Thomas Reiter zum Festbankett

Da kommt dann zum Festbankett am Abend der rettende fliegende Engel, Astronaut Thomas Reiter, gerade recht. Im Schloss Bellevue wird er den Gästen schöne Geschichten von Raumfahrttechnik und Zukunftschancen erzählen. Vielleicht sind wir doch schon durch die Nacht durch? Als Astronaut hat man ja einzigartige Perspektiven. Eventuell weiß einer, der die Welt schon von ganz oben gesehen hat, ja eine Antwort drauf, ob die Türkei nun ein Teil von Europa ist oder nicht. Abstand soll bekanntlich helfen.

Während die Oberhäupter sich also huldvoll darum bemühen, jahrzehntelang liebevoll gepflegte Unstimmigkeiten gemeinsam zu ignorieren, haben die Ehefrauen der Staatspräsidenten vielleicht etwas mehr Spaß. Unser Kanzlerinnengatte Joachim Sauer wird als Hahn im Korb die weiblichen Anhänge schon einmal vorab im "Hotel de Rome", der Gipfel-Location empfangen (Anglizismen sind beim EU-Gipfel ausdrücklich erlaubt. Das versteht sogar die Union). Die Wahl des Hotels ist natürlich symbolträchtig ausgeklügelt, schließlich waren die Römischen Verträge damals der Anfang von allem. Der große Ballsaal bleibt allerdings der Führungsriege vorbehalten.

Freuen wir uns jetzt!

Wenn dann am Sonntag die groß geschriebene, aber klein gebliebene Berliner Erklärung feierlich unterschrieben wird, zerrt man wieder den armen Beethoven hervor. Die Ode an die Freude scheint doch eher eine Beschwörung, als eine Anbetung zu sein. Wir sind 50, freuen wir uns jetzt! Die nachfolgenden Programme dürften den meisten Gästen auch wie eine Wiederholung vorkommen: Familienfoto vorm Brandenburger Tor, dann Mittagessen im "Hotel de Rome" (immer noch getrennt von den Frauen, die mit dem einfachen Hotelrestaurant vorlieb nehmen müssen).

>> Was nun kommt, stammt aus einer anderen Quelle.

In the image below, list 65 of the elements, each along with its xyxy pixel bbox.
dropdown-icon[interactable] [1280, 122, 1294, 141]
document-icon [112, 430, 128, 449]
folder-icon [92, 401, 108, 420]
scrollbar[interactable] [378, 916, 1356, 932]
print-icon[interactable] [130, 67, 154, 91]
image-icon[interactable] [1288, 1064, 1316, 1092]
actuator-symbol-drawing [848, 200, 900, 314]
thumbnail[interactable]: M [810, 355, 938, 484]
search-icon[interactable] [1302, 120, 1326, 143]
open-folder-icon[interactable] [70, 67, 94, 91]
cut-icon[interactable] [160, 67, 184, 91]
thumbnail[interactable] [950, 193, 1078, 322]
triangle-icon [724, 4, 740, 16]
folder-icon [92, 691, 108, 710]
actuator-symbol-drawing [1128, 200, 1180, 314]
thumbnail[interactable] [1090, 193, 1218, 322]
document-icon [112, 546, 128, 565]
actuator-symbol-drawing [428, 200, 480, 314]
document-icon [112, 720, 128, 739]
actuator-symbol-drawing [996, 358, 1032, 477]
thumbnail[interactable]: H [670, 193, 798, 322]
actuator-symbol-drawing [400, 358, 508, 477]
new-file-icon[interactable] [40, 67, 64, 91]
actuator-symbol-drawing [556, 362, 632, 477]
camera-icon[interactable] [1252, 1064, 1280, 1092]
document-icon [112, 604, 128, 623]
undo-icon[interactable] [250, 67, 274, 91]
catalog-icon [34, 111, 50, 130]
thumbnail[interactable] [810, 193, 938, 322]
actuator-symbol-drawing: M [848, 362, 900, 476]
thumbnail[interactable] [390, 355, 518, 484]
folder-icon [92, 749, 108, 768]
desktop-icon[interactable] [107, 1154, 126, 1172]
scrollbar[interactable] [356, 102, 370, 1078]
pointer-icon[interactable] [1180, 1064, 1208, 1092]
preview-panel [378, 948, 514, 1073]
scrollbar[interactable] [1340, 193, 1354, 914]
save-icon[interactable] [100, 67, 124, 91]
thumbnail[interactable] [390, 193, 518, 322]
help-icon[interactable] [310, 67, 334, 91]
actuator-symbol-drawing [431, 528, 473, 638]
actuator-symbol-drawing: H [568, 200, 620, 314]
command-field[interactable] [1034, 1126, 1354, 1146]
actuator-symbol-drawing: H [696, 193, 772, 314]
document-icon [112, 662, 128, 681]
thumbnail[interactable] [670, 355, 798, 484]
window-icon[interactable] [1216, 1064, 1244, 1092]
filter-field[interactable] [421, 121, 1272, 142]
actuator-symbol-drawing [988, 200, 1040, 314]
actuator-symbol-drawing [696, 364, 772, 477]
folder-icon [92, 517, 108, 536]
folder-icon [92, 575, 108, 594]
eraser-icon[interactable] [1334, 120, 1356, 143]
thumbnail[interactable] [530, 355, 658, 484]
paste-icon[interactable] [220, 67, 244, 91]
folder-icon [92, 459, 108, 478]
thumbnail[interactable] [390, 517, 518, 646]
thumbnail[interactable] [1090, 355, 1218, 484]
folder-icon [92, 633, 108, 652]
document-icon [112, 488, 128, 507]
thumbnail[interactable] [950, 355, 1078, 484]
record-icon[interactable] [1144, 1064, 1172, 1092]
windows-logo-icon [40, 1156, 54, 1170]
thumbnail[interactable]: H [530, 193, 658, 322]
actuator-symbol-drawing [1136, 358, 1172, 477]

Zum Schluss wird dann einem alten Freund "Tschüß" gesagt. Damit ist jedoch nicht der EU-Veteran Helmut Kohl gemeint, denn der laboriert noch am Knie und sagte der Feier genauso ab wie Genschers Geburtstag. Nein, verabschiedet wird Jaques Chirac, der beste Handküsser aller Zeiten. Ganz am Ende wird es noch einmal romantisch: Frau Merkel und Herr Barroso lassen am Sonntagabend auf dem Pariser Platz 5000 Luftballons in den Frühlingshimmel steigen. Und zeigen damit endlich ein wenig von dem Geist, was Europa wirklich bedeutet: Der Wunsch, vereint in vollkommener Freiheit in ungeahnte Höhen zu fliegen, um dann doch in alle 27 Himmelsrichtungen verweht zu werden.